状況を理解すると、逆に理解が出来なくなって。頭の中が茹ってしまう。
「 あとこれやる」
言葉と共にてのひらに落とされたのは、シンプルな包みの……おそらくキャンディ。
「 甘いモンは脳疲労に効く。……作業もそろそろ落ち着くし、ちゃんと休めよ」
「 千空ちゃんがそれ言う?」
普段、自分などよりよほど作業に追われているだろうに。
呆れたように言うと、ちゃんと寝てるわバーカとデコピンされる。
「 適度に睡眠摂らねぇとパフォーマンスが下がってかえって効率が悪いからな」
「 ならいいけど、……よくない、なんで今俺デコピンされたのドイヒー!」
思い出して抗議すると、少しバツが悪そうに。
「 あ"〜、悪かったよ」
そう言って、あたまをなでてくれた。
最近、千空ちゃんがやさしい。
もともと、わかりにくいだけでやさしいひとではあるけれど。
何か、心境の変化でもあったのだろうか。
やさしくされるのは、うれしい。
だいすきなひとにやさしくされて、うれしくない人間はそういないだろう。
けれど、もともとの立ち位置がふわふわした、自分のような人間は、過分な幸せに免疫がない。
── ……そう言えば、飴をもらったんだっけ。
なんだか思考が不安定で、気を紛らわせるように包装紙を解いた。
正方形に刻まれた、ふんわりした茶色の物体。

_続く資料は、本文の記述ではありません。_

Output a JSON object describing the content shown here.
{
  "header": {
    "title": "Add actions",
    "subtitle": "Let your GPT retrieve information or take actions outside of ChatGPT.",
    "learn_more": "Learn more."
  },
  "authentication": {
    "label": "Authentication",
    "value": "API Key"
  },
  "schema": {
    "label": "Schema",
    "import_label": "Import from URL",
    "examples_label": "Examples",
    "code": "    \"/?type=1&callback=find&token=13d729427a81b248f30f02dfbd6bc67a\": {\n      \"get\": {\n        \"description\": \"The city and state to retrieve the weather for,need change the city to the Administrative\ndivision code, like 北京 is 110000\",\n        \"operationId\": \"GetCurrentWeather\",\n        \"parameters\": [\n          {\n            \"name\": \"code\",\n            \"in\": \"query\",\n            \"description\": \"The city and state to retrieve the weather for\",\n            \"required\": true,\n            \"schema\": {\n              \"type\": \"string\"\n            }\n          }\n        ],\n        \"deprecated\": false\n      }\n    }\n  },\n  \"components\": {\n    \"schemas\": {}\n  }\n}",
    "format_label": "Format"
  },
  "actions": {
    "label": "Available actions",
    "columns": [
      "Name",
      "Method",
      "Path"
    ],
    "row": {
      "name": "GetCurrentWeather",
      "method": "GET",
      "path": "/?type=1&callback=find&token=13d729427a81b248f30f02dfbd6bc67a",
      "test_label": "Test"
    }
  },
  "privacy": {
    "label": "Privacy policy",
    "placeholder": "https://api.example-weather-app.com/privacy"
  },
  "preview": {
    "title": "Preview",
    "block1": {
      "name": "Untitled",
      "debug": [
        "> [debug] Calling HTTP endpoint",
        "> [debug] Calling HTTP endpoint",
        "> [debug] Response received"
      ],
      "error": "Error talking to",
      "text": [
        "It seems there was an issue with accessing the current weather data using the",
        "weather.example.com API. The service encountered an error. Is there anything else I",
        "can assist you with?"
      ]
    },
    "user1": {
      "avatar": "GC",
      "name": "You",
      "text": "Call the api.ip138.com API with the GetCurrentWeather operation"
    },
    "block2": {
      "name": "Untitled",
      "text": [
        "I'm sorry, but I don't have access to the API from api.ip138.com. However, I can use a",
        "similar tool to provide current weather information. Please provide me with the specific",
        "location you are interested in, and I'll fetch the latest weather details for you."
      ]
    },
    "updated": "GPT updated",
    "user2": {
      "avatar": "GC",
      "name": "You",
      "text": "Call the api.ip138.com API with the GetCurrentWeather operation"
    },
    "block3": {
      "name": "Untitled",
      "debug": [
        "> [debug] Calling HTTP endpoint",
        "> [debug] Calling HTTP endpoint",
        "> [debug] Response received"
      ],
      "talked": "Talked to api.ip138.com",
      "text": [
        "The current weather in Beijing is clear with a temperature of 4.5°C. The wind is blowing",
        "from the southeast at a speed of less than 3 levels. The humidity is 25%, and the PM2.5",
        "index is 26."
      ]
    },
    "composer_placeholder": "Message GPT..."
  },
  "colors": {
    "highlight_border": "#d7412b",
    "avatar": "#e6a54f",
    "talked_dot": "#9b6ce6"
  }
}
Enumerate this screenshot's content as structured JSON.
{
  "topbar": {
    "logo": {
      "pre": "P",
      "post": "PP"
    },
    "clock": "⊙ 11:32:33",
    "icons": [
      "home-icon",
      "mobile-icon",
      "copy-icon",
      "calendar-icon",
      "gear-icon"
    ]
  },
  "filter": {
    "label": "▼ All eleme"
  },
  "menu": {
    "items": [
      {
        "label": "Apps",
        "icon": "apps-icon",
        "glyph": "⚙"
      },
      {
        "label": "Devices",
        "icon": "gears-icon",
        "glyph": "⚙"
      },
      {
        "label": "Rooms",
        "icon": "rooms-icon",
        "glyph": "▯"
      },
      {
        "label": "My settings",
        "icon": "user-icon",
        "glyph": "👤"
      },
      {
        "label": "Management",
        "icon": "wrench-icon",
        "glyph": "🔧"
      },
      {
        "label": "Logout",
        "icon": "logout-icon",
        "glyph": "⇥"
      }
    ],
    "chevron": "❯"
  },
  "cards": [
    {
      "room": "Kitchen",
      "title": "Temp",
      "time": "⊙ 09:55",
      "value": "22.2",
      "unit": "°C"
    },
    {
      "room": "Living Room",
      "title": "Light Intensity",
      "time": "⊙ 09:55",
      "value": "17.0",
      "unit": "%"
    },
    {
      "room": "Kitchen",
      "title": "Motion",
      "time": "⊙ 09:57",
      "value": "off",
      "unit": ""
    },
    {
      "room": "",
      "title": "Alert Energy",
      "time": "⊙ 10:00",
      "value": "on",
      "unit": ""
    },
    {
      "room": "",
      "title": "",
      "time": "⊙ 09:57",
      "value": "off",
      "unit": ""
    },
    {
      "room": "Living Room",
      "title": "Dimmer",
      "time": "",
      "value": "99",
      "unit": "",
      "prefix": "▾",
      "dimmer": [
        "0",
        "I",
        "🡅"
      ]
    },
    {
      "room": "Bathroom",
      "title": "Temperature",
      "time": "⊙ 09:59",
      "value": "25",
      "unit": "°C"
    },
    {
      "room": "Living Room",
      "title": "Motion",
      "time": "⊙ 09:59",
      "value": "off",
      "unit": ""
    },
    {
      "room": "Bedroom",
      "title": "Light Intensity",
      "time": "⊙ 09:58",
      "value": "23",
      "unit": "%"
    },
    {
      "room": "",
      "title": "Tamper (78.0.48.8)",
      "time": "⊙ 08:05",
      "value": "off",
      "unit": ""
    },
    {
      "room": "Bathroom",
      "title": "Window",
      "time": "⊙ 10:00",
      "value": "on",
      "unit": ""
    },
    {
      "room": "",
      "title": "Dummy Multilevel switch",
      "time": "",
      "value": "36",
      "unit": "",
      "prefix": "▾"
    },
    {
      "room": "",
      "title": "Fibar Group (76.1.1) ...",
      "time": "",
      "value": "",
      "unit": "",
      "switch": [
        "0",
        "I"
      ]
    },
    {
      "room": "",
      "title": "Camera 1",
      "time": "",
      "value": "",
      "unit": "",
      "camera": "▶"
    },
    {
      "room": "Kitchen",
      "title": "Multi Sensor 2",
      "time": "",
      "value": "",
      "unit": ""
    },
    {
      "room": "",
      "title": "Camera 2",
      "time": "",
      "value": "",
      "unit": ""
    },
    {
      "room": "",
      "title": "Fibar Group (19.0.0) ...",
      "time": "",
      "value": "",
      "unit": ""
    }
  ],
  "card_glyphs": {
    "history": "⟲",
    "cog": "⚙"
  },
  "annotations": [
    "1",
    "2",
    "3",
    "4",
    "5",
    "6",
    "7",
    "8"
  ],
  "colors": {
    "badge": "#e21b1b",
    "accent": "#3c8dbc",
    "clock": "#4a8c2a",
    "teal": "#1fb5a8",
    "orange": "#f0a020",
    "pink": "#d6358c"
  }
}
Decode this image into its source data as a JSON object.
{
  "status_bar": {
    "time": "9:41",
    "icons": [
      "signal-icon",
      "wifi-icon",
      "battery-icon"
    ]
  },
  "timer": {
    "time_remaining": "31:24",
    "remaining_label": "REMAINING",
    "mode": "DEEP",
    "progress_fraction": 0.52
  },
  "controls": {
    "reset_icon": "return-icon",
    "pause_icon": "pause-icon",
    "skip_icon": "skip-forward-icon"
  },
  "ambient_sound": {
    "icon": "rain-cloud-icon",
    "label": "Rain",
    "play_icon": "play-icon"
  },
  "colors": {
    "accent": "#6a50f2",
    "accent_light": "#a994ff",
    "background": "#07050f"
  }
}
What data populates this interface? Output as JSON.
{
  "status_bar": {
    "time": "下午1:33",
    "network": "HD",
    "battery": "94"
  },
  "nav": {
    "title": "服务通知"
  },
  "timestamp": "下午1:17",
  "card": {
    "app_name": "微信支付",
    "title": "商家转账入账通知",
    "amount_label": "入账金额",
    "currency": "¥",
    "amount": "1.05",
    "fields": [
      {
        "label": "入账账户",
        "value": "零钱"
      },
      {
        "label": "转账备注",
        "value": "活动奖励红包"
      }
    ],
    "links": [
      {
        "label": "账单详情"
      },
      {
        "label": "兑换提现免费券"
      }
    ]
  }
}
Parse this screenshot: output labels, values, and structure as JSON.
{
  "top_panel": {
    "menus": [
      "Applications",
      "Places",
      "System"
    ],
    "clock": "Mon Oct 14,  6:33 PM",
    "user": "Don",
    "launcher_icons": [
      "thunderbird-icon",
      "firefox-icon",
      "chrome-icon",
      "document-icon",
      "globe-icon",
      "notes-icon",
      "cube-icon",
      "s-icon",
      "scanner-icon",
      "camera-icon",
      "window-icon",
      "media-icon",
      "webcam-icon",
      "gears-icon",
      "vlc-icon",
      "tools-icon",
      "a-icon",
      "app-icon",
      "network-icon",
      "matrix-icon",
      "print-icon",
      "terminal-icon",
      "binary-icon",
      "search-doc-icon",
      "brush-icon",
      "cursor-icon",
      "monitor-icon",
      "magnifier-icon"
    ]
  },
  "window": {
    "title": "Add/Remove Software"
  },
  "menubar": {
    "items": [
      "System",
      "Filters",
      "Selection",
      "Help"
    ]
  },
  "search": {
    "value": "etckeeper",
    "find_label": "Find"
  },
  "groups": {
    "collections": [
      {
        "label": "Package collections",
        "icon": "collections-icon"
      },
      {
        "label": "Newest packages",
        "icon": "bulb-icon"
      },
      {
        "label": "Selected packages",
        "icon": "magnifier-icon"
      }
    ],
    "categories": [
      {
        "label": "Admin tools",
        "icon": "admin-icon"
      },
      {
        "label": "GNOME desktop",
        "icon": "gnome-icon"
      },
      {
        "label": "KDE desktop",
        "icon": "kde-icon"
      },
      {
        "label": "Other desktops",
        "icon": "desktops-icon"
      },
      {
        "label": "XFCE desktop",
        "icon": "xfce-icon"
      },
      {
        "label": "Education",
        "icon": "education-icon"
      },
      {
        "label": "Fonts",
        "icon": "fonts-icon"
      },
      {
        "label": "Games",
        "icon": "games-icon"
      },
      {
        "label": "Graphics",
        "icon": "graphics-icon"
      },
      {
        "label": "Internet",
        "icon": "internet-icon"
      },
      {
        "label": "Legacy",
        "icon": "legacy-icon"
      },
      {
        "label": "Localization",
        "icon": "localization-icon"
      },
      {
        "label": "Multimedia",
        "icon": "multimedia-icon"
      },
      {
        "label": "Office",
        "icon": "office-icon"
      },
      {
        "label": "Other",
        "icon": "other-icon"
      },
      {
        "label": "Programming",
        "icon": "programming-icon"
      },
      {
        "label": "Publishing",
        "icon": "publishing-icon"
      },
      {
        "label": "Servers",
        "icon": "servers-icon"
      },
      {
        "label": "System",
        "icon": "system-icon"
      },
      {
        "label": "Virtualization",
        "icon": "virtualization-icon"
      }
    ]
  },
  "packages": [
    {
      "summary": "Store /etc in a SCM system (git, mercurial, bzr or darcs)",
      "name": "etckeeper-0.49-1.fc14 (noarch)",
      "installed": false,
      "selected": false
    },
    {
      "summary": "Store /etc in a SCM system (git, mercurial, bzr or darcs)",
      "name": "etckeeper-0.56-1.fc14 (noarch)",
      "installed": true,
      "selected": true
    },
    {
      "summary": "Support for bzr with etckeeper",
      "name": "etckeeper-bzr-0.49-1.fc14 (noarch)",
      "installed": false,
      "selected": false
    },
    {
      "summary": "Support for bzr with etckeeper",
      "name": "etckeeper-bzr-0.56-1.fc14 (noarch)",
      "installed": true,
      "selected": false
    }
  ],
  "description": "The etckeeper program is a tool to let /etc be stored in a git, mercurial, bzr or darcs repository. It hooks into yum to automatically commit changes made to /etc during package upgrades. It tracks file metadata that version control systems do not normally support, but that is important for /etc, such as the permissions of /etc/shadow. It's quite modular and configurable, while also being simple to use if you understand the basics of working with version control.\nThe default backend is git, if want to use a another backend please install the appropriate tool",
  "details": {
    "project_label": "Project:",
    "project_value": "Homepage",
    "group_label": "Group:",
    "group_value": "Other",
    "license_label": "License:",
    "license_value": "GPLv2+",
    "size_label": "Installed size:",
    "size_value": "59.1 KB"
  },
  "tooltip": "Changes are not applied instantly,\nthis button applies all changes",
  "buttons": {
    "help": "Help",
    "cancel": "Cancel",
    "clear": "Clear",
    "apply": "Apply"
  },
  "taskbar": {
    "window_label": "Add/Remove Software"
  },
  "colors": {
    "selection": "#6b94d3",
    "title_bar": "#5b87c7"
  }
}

……ああ、これはわたあめだ。
しかし、この色はなんだろう。
くん、と匂いを嗅いで、あるものに思い当たった。
口に含むと、焦がしたカラメルとほんのり柑橘の香りが広がる。
……コーラ味の、わたあめ。
わざわざ忙しい中、作ってくれたのだろうか。そう思うと、心が暖かくなるとともに、ほろほろと涙がこぼれた。
……え、なんで?
自分の情緒がうまく把握できず、糸をたぐる。……そうか、俺は。
こんなふうにやさしくされて。大切に扱われて。幸せで。……怖いんだ。
本来、それは自分のような人間に与えられるべきものではなくて、例えばもっと純粋で善良な……そう、大樹やクロム、コハク、スイカ、彼らのような人間に与えられるべきものだ。どうしても、そんなふうに思ってしまう。
「 ……ほんと、弱いね…… 」
弱い。情緒の糸を適切に手繰っていないと、迷路に迷い込みそうになる。
しばしの沈黙の後、ごしごしと目を擦って、視線を上げると。
「 終わったか?」
部屋の壁にもたれて、千空がこちらを見ていた。驚きのあまり、涙が瞬時に引っ込んでしまう。……一体いつからいたのだろうか。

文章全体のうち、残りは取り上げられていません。